PGC1 transcriptional co-activators are important regulators of mitochondrial biogenesis and respiration. Two new studies from the Spiegelman laboratory now shed light on the role of PGC1 in several disease aetiologies. PGC1α and PGC1β are implicated in oxidative-damage-related neurodegeneration by suppressing the generation of reactive oxygen species (ROS). Moreover, PGC1α is associated with defective energy homeostasis associated with Leigh syndrome French Canadian variant (LSFC), a genetic disorder that is characterized by neurodegeneration and severe liver defects.
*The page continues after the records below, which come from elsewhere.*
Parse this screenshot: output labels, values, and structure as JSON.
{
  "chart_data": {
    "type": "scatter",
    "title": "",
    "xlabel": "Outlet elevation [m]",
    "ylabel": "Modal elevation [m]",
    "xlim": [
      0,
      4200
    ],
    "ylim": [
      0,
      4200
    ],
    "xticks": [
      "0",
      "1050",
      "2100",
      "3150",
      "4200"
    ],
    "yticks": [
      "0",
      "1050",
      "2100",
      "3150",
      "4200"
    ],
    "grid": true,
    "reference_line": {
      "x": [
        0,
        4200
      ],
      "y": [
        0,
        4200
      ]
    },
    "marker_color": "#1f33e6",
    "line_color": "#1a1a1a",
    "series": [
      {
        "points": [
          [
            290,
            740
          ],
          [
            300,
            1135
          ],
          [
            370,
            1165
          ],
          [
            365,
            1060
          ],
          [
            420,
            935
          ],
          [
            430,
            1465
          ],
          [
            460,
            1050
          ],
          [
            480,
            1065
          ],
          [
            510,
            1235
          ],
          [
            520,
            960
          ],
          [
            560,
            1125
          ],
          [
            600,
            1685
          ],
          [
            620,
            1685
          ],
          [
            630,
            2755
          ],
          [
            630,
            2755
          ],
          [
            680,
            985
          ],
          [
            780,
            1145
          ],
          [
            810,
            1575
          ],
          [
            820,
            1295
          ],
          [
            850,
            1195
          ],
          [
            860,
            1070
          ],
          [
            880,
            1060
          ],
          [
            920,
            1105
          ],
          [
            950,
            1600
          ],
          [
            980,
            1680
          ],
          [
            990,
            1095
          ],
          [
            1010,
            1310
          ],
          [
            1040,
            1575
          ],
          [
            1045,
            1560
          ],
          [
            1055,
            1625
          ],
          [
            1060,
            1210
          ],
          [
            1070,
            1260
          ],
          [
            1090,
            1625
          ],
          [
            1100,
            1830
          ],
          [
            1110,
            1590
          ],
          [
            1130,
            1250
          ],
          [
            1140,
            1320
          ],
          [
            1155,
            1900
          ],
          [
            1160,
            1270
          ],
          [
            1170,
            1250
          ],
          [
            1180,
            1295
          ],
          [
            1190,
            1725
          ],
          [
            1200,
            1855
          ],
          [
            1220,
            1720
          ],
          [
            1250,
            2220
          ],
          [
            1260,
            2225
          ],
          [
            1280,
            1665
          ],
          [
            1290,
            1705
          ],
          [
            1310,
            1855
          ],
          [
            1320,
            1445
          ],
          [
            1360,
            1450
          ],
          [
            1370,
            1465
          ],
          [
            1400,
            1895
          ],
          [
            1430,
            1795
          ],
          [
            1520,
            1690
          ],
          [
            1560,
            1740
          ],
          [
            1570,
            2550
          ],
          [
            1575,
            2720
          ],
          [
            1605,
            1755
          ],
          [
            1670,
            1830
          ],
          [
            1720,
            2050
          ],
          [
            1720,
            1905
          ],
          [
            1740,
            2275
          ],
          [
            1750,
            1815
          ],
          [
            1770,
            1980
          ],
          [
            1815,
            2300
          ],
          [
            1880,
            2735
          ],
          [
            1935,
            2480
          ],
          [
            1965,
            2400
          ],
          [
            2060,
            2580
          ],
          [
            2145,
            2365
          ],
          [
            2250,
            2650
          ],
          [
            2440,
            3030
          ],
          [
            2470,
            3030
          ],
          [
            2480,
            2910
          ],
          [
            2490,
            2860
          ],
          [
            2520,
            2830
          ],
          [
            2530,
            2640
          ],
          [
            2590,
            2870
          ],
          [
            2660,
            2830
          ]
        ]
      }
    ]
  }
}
Given that the mitochondrial electron-transport chain is the main producer of ROS, the authors examined the role of PGC1α and PGC1β in ROS metabolism. Following exposure to oxidative stress, the expression levels of Pgc1α, and to a lesser extent Pgc1β, were increased, as were those of several genes encoding components of the ROS defence system including several ROS-detoxifying enzymes. RNA-interference-mediated knockdown of either one or both co-activators reduced the basal gene-expression levels of components of the ROS defence system, and the induction of gene expression following an oxidative challenge was practically abolished. Cells from Pgc1α-null mice showed reduced gene expression of components of the ROS defence system and increased sensitivity to oxidative stress. Spiegelman and co-workers therefore concluded that PGC1α and PGC1β regulate the basal and induced gene-expression levels of the ROS defence system.

By challenging the brain of Pgc1α-knockout mice with oxidative stress, Spiegelman and colleagues observed increased neuronal damage, which occurred with excessive oxidative stress. By contrast, overexpression of PGC1α in neuronal cells that were subsequently exposed to oxidative stress resulted in increased survival. This protective effect was associated with increased gene expression of ROS-detoxifying enzymes.

These findings imply that PGC1α “may serve as an adaptive set-point regulator” that allows the stimulation of mitochondrial electron transport without causing self-inflicted oxidative damage. In other words, PGC1α can turn up the heat safely.

In a second study, the Spiegelman group purified the PGC1α holoenzyme complex and identified the LRP130 protein, which is mutated in patients with LSFC, as one its components. The authors showed that LRP130 regulates the transcription of the Pgc1α gene, which, in turn, regulates many genes. They found that LRP130 is required for the regulation of certain PGC1α target genes that are required for gluconeogenesis and mitochondrial electron transport. The significance of these findings was tested in vivo by treating mice with Lrp130 small interfering RNA, and the mice were subsequently either fed or starved. The expression of several gluconeogenesis genes was strongly induced in control mice that had been starved, but this induction was blocked in Lrp130-knockdown mice. Glucose and ATP production were also significantly reduced in these mice compared with control mice. Together, these data link LRP130 and PGC1α to defective hepatic glucose and energy homeostasis in patients with LSFC. Whether the neurodegeneration phenotype of LSFC is linked to a sensitivity to oxidative stress remains to be determined.